A superprodução de um curta-metragem

Cinema é uma arte para super-heróis. Esse pensamento passou pela minha cabeça algumas vezes durante as gravações do meu curta-metragem mais recente, “Superpoderes”. O projeto, selecionado pelo Festival Cultura Inglesa, de quem recebeu patrocínio para ser realizado em mídia digital, contou com o apoio da Academia Internacional de Cinema.
Da AIC veio também boa parte da equipe, de diversas gerações dos programas anuais e intensivos. Uma grande vantagem, por serem pessoas que se conhecem e já trabalharam juntas em outros projetos. Da primeira turma de alunos formados pela AIC, eu (diretora e roteirista) e Janaina Assis (que irá se encarregar das animações e efeitos especiais). Da segunda turma, Tatiane Alencar (editora, agora fazendo seu trabalho na montagem do material recém-captado) e Mariá Gonçalves (responsável pelo som direto e posteriormente pela mixagem). Da terceira turma, Rodrigo Falcon (diretor de fotografia). E a diretora de arte (Sheila Zago), antiga coordenadora de comunicação da Academia Internacional de Cinema. O produtor (Thiago Daher) e a assistente de direção (minha irmã Karen Kreutz), ambos ex-alunos de cursos intensivos.

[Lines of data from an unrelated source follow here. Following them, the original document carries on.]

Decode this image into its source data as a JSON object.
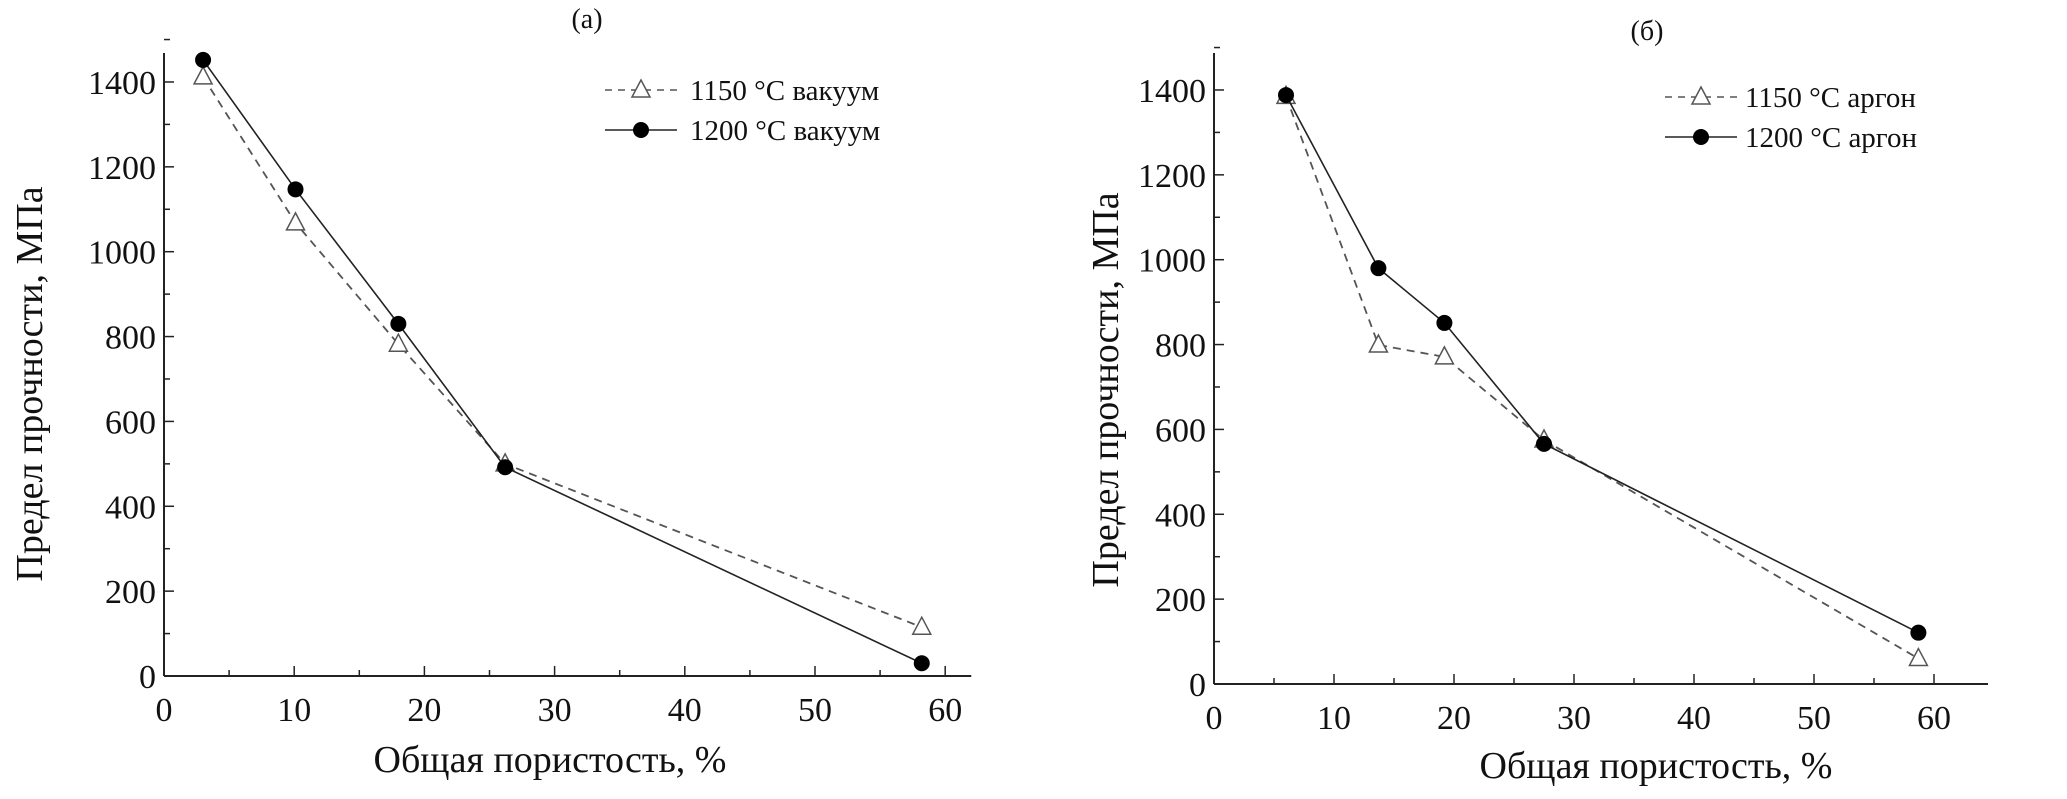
{
  "chart_data": [
    {
      "type": "line",
      "title": "(а)",
      "xlabel": "Общая пористость, %",
      "ylabel": "Предел прочности, МПа",
      "xlim": [
        0,
        62
      ],
      "ylim": [
        0,
        1500
      ],
      "xticks": [
        0,
        10,
        20,
        30,
        40,
        50,
        60
      ],
      "yticks": [
        0,
        200,
        400,
        600,
        800,
        1000,
        1200,
        1400
      ],
      "grid": false,
      "legend_position": "top-right",
      "series": [
        {
          "name": "1150 °C вакуум",
          "marker": "open-triangle",
          "line": "dashed",
          "x": [
            3,
            10.1,
            18,
            26.2,
            58.2
          ],
          "y": [
            1412,
            1068,
            782,
            500,
            115
          ]
        },
        {
          "name": "1200 °C вакуум",
          "marker": "filled-circle",
          "line": "solid",
          "x": [
            3,
            10.1,
            18,
            26.2,
            58.2
          ],
          "y": [
            1452,
            1147,
            830,
            492,
            30
          ]
        }
      ]
    },
    {
      "type": "line",
      "title": "(б)",
      "xlabel": "Общая пористость, %",
      "ylabel": "Предел прочности, МПа",
      "xlim": [
        0,
        64.5
      ],
      "ylim": [
        0,
        1500
      ],
      "xticks": [
        0,
        10,
        20,
        30,
        40,
        50,
        60
      ],
      "yticks": [
        0,
        200,
        400,
        600,
        800,
        1000,
        1200,
        1400
      ],
      "grid": false,
      "legend_position": "top-right",
      "series": [
        {
          "name": "1150 °C аргон",
          "marker": "open-triangle",
          "line": "dashed",
          "x": [
            6,
            13.7,
            19.2,
            27.5,
            58.7
          ],
          "y": [
            1385,
            799,
            771,
            575,
            60
          ]
        },
        {
          "name": "1200 °C аргон",
          "marker": "filled-circle",
          "line": "solid",
          "x": [
            6,
            13.7,
            19.2,
            27.5,
            58.7
          ],
          "y": [
            1388,
            980,
            851,
            566,
            121
          ]
        }
      ]
    }
  ]
}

Por fim, o ator protagonista (Victor Ribeiro), também aluno do programa anual de cinema e grande entusiasta da arte cinematográfica.
O roteiro foi inspirado em um conto do escritor britânico H.G. Wells e, seguindo um dos parâmetros do Festival Cultura Inglesa, voltado ao público jovem. “The Man Who Could Work Miracles” conta a história de George Fotheringay, um homem que não acredita em milagres até o momento em que começa a realizá-los. Meu curta-metragem aborda o universo fantástico do conto, mas trazendo o personagem ao século 21, na pele do office-boy Jorge, uma espécie de super-herói adolescente.

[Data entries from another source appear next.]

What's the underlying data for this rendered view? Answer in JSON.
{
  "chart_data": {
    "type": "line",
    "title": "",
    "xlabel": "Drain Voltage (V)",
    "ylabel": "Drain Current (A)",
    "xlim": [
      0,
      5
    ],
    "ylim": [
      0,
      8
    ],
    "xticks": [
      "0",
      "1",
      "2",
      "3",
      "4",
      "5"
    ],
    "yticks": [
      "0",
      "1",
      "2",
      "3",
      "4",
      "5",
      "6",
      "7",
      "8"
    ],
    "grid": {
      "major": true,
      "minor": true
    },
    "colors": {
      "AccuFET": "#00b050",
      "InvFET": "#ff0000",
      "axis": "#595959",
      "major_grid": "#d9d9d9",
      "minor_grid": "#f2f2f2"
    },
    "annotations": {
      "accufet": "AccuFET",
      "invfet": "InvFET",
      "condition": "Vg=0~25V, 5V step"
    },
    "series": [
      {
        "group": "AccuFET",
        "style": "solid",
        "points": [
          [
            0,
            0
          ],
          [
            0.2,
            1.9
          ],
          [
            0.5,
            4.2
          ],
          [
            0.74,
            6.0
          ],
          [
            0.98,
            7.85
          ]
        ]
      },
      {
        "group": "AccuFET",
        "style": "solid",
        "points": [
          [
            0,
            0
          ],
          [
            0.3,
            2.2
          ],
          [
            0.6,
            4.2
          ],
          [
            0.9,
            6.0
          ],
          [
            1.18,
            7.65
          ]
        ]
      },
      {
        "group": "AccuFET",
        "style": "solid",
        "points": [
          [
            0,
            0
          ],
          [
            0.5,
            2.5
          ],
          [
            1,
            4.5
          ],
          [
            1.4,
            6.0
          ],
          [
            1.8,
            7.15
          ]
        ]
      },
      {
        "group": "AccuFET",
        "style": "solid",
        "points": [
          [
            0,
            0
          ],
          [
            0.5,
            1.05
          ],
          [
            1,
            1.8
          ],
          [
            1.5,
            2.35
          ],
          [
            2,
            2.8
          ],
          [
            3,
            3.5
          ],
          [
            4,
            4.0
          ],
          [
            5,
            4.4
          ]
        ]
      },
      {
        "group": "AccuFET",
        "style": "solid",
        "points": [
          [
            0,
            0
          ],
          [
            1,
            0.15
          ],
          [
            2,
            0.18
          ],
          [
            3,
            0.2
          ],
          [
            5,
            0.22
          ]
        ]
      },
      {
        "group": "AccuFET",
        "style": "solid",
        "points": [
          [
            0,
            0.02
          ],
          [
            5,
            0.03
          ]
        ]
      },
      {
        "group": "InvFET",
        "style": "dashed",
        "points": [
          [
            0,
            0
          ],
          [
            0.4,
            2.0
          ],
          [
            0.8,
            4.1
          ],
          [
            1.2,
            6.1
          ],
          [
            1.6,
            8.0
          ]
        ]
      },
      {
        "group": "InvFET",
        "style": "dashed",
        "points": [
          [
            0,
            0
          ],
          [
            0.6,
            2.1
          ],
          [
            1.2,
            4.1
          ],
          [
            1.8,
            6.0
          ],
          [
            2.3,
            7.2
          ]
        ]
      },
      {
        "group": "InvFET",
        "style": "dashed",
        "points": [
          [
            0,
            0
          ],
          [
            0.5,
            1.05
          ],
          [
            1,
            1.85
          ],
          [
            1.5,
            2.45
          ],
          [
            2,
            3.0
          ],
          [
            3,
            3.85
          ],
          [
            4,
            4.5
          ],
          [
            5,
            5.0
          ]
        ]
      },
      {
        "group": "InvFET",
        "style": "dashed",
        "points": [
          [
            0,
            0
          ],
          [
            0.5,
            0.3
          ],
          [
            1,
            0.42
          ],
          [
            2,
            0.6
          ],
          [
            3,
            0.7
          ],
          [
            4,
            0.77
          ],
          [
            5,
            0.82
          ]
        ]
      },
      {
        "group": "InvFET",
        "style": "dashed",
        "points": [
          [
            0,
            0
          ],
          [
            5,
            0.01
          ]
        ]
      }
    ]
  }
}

Ao descobrir que pode fazer coisas acontecerem apenas pelo poder da vontade, sua primeira reação é de descrença. Um pouco assustado, mas gradativamente animado com as possibilidades, Jorge tenta fazer bom uso de suas novas habilidades. Ele acaba percebendo que lidar com o poder não é tão simples quanto parece.
Para essa livre adaptação, usei como referência visual o universo das histórias em quadrinhos e dos desenhos animados. O mundo quase surreal do protagonista é retratado num tom predominantemente sépia, mas ganha cores fortes na medida em que os poderes do herói começam a se manifestar. Com bom humor, as situações do roteiro se encadeiam num crescendo da euforia de Jorge e seus amigos até emergir uma questão fundamental: de que vale o poder quando não se sabe o que fazer com ele?
Transformar em imagens o que parece tão simples no papel foi meu maior desafio. Foram cinco dias de trabalho árduo, após quase um mês de pré-produção (período no qual foram realizados castings, visitas a locações, reuniões com a equipe técnica, escolha do equipamento e da câmera – uma Panasonic DVX 100 cedida pela AIC, e acordos de parcerias/apoios para o filme). Mas não importa como sejam os preparativos, a execução é sempre muito mais intensa.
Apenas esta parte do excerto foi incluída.